The appellate court held that both the High Courts and the tribunal have concurrent jurisdiction over the issue of a candidate’s qualification/disqualification.
Justice Ogbuinyi held: “The cross-appellant (APC) implored this court to declare the paragraph 14 a pre-election matter cognisable only in the regular courts because it alluded to 21 days notice decreed in Section 85 (1) of the Electoral Act. The cross-appellant made heavy weather of this point.
“The paragraph 14 of the petition qualifies as a valid ground for querying the qualification of the fourth cross-respondent (Ambode) to contest the election.
“The trial tribunal is the forum competens for the first and second cross-respondents (Agbaje and PDP) to ventilate their grouse on his (Ambode’s) qualification/disqualification.
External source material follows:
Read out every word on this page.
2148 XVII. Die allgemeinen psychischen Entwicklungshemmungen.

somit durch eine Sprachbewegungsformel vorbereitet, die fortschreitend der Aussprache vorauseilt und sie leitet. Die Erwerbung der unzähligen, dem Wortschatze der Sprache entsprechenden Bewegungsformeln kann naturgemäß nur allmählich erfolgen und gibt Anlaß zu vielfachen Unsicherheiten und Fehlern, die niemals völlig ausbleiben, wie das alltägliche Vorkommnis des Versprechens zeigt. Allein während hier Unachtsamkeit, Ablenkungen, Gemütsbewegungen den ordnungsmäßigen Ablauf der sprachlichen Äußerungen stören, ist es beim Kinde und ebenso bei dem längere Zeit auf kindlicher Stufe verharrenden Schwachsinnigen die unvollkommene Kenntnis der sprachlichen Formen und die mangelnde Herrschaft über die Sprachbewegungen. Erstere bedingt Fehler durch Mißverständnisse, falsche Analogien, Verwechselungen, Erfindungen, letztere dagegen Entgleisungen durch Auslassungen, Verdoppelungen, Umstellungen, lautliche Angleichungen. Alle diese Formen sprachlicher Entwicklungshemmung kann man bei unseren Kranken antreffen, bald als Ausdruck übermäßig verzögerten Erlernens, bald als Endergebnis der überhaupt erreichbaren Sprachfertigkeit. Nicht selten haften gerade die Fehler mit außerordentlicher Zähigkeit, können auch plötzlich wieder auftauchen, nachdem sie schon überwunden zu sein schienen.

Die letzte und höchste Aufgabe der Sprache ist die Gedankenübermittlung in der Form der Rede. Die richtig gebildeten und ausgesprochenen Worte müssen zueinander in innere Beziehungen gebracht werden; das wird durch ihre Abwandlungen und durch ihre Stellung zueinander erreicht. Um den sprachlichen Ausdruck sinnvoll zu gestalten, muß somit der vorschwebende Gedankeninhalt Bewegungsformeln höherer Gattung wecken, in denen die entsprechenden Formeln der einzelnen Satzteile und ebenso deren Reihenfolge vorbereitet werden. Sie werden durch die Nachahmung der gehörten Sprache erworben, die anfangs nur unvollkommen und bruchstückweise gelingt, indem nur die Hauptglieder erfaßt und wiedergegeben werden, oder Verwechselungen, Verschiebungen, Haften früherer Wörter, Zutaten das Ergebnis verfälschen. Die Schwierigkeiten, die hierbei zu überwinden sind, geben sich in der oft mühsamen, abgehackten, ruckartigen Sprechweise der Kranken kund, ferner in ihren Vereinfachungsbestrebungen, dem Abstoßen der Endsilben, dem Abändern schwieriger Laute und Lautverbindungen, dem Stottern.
Put simply, the trial tribunal was clothed with jurisdiction over paragraph 14 of the petition.
“In the end, I have no option than to resolve issue one against the cross-appellant and in favour of the first and second cross-respondents.”
Resolving the second issue in APC’s favour, the appellate court held: “The paragraph (13b) displays a vitriolic attack on the irregularities germinating from the improper or non-use of the smart card readers in the polling units.
“As it is, it has no life of its own as a ground. It endeavours to introduce the defects in the use of smart card readers. The evolution of the concept of smart card reader is a familiar one. It came to being during the last general election. On this score, it is a nascent procedure injected into our infant and fledgling electoral system to ensure credible and transparent election.
“The extant Electoral Act (2010) which predates the concept (of card reader) is not its parent or progenitor. Since it is not the progeny of the Electoral Act, fronting it as a ground to challenge any election does not have its (the Electoral Act’s) blessing, nay Section 138 (1) of it.
“Put simply, a petitioner cannot project the non-presence or improper use of smart card reader as a ground for questioning an election. It does not qualify as one.
“On the whole, having resolved the two issues for and against the cross-appellant, the fate of the cross-appeal is obvious. It is partially-meritorious and succeeds in part. Consequently, I allow the cross-appeal in part.
“Accordingly, I affirm the portion of the trial tribunal’s decision declaring paragraph 14 of the petition as competent and triable by it. I set aside its part of the decision which approved paragraph 13 (b) as a competent ground for presenting a petition.”